SEMÂNTICA DAS PERGUNTAS INDIRETAS: O CASO DE “QUEM NUNCA?”

  • Marcelo Giovannetti Ferreira Luz Universidade Federal de Roraima (UFRR)

Resumo

A Semântica é o ramo da Linguística que questiona os significados, não só das palavras, como também das sentenças. É comum verificarmos a existência de várias ramificações do que se entende por "semântica" em outras especificidades, tais como a Semântica Formal, a Semântica da Enunciação, a Semântica Cognitiva entre outras. Tomando como base teórico-metodológica a Semântica Formal, em conjunto com a Sintaxe Gerativa, neste trabalho, procuraremos verificar o significado de expressões tais como "Quem nunca?", de modo a tentar compreender a interpretação de expressões do tipo "Brincar de soltar fumaça pela boca no frio. Quem nunca?" ou "Uma entrada rápida no perfil da pessoa para atualizar o ciúmes. E quem não?". Nossa hipótese inicial é a de que há uma modificação na estruturação das sentenças interrogativas diretas, isto é, aquelas que se iniciam com partículas Qu-, acompanhada por uma mudança no aspecto verbal, de modo que o infinitivo passe a ter o aspecto semântico do indicativo.

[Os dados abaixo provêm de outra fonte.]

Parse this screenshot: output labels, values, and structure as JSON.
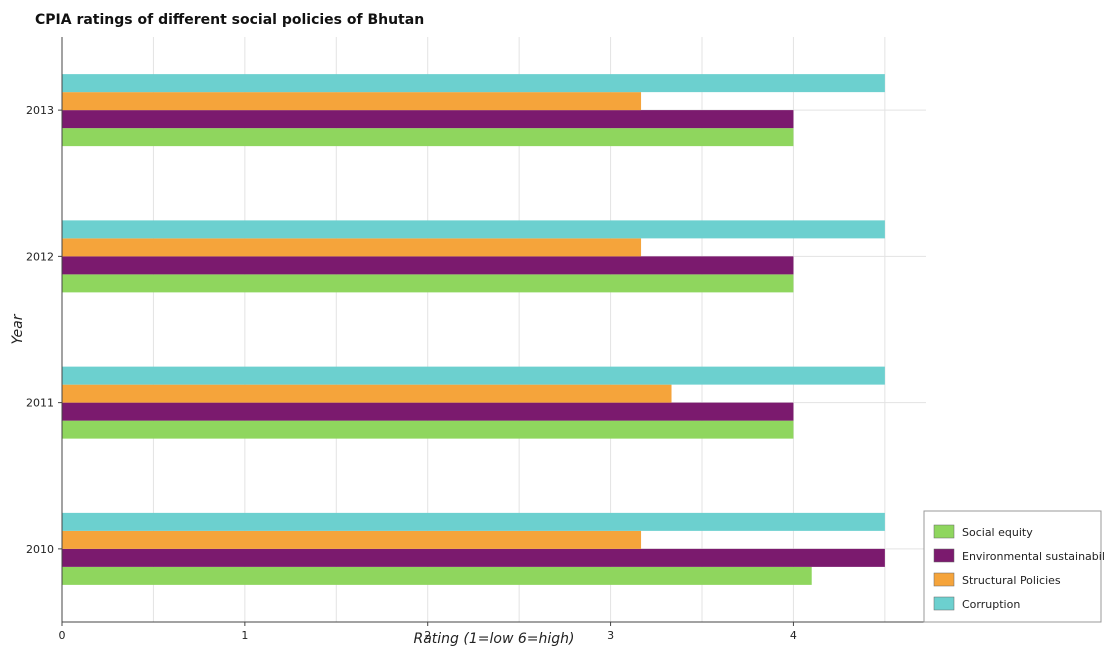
{
  "chart_data": {
    "type": "bar",
    "orientation": "horizontal",
    "title": "CPIA ratings of different social policies of Bhutan",
    "xlabel": "Rating (1=low 6=high)",
    "ylabel": "Year",
    "xlim": [
      0,
      4.725
    ],
    "xticks": [
      0,
      1,
      2,
      3,
      4
    ],
    "grid": true,
    "legend_position": "bottom-right",
    "categories": [
      "2010",
      "2011",
      "2012",
      "2013"
    ],
    "series": [
      {
        "name": "Social equity",
        "color": "#8fd65e",
        "values": [
          4.1,
          4.0,
          4.0,
          4.0
        ]
      },
      {
        "name": "Environmental sustainability",
        "color": "#7b1a6e",
        "values": [
          4.5,
          4.0,
          4.0,
          4.0
        ]
      },
      {
        "name": "Structural Policies",
        "color": "#f5a43b",
        "values": [
          3.1667,
          3.3333,
          3.1667,
          3.1667
        ]
      },
      {
        "name": "Corruption",
        "color": "#6cd0cf",
        "values": [
          4.5,
          4.5,
          4.5,
          4.5
        ]
      }
    ]
  }
}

Nosso corpus é formado por construções efetivamente produzidas por falantes da Língua Portuguesa em várias condições específicas, quer sejam faladas ou escritas, em ambientes virtuais ou não. Borges Neto (2007) afirma que em Língua Portuguesa, temos dois tipos básicos de perguntas: as abertas, do tipo "De quem José gosta?", e as chamadas sim/não, como "Antônio viu João?". Para a Semântica Formal, o objetivo é analisar quais são as condições que fazem uma sentença verdadeira, ou seja, suas condições de verdade. No caso de uma sentença interrogativa, o que interessa à Semântica Formal é saber o conjunto de entidades que satisfaça a condição José gosta x, ou seja, {x; José gosta de x}. Esse tratamento nos levaria a compreender o que torna uma expressão do tipo "Quem nunca?" verdadeira; no entanto, nosso objetivo é tentar compreender a relação estabelecida entre o deslocamento dessa partícula Qu- e sua relação com a mudança de modo e aspecto verbais.

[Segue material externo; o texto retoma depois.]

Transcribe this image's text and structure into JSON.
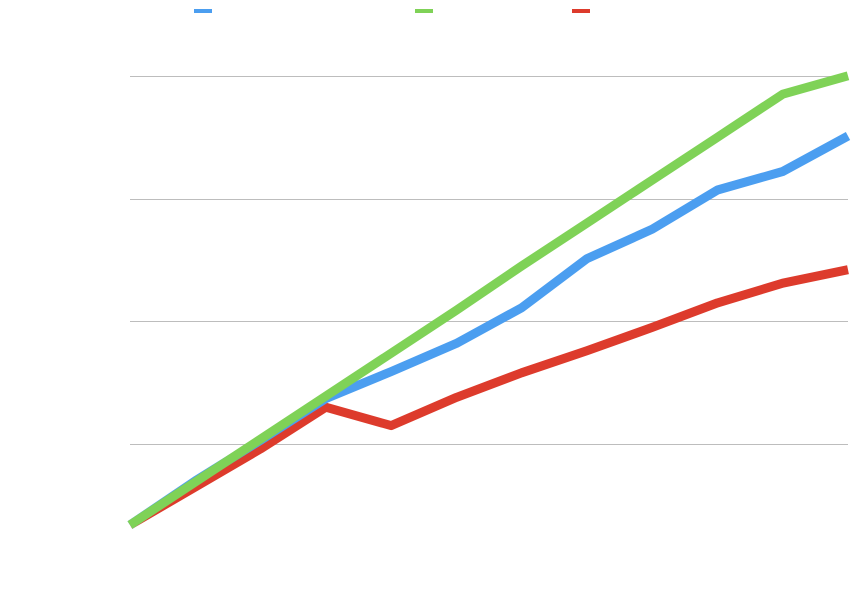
{
  "colors": {
    "background": "#ffffff",
    "grid": "#bdbdbd"
  },
  "chart_data": {
    "type": "line",
    "title": "",
    "xlabel": "",
    "ylabel": "",
    "x": [
      0,
      1,
      2,
      3,
      4,
      5,
      6,
      7,
      8,
      9,
      10,
      11
    ],
    "xlim": [
      0,
      11
    ],
    "ylim": [
      0,
      4
    ],
    "grid": true,
    "gridlines_y": [
      0.66,
      1.66,
      2.66,
      3.66
    ],
    "legend_placement": "top",
    "series": [
      {
        "name": "",
        "color": "#4b9ef0",
        "values": [
          0.0,
          0.36,
          0.69,
          1.03,
          1.25,
          1.48,
          1.77,
          2.17,
          2.41,
          2.73,
          2.88,
          3.17
        ]
      },
      {
        "name": "",
        "color": "#7fd257",
        "values": [
          0.0,
          0.35,
          0.7,
          1.05,
          1.4,
          1.75,
          2.11,
          2.46,
          2.81,
          3.16,
          3.51,
          3.66
        ]
      },
      {
        "name": "",
        "color": "#dd3b2c",
        "values": [
          0.0,
          0.31,
          0.62,
          0.96,
          0.81,
          1.04,
          1.24,
          1.42,
          1.61,
          1.81,
          1.97,
          2.08
        ]
      }
    ]
  }
}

Além de verificarmos essa relação existente entre modo e aspecto verbais e o deslocamento da partícula interrogativa, buscaremos compreender como se dá o funcionamento para a interpretação da elipse em situações como (i) "Tô orando por vc que passa horas arrumando a franja antes de tirar foto. Quem não. ..????", em que temos um complemento de oração relacionado à oração anterior. Contudo, diferentemente dos exemplos acima, neste caso, temos uma mudança do aspecto verbal. Assim, nossa pesquisa tenta abranger três pontos em específico, quais sejam, a semântica das perguntas abertas; o movimento da partícula Qu-; a relação desse movimento com a mudança de aspecto verbal nas perguntas abertas. É interessante notarmos, também, a relação de escopo da pergunta "Quem não" no último exemplo, na medida em que ela pode se relacionar tanto a "arrumar a franja antes de tirar foto" quanto a "Tô orando por vc que passa horas arrumando a franja"; ou seja, o que temos aí é uma ambiguidade não sintática, mas de escopo, uma vez que ela não decorre de um item lexical ambíguo, nem podemos reconhecer duas estruturações sintáticas possíveis. Essa ambiguidade decorre da estrutura semântica da sentença, que gera duas interpretações; uma em que a pergunta recai sobre o primeiro evento, outra que recai sobre o segundo evento. Vale ressaltar a impossibilidade de se reestruturar sintaticamente a sentença, de modo a acabar com a ambiguidade.

A intuição de falante nos permitiria dirimir essa ambiguidade no sentido de uma interpretação que considerasse a pergunta recaindo sobre a primeira oração da sentença, qual seja "Tô orando por vc (...)", na medida em que questiona uma possível generalização das pessoas que estão orando por quem passa horas arrumando a franja; uma interpretação que fizesse a pergunta recair sobre a segunda parte do enunciado [(...) vc que passa horas arrumando a franja] desconsideraria o caráter restritivo dessa sentença sobre a principal [Tô orando por vc], criando um sentido que generalizaria o evento "passar horas arrumando a franja". Assim, a interpretação "Quem não passa horas arrumando a franja antes de tirar foto?" teria como pressuposto que toda pessoa possui franja e gasta um longo tempo tentando arrumá-la; em termos formais, poderíamos ter a seguinte interpretação para o último caso: ∃x; x passa horas arrumando a franja antes de tirar foto.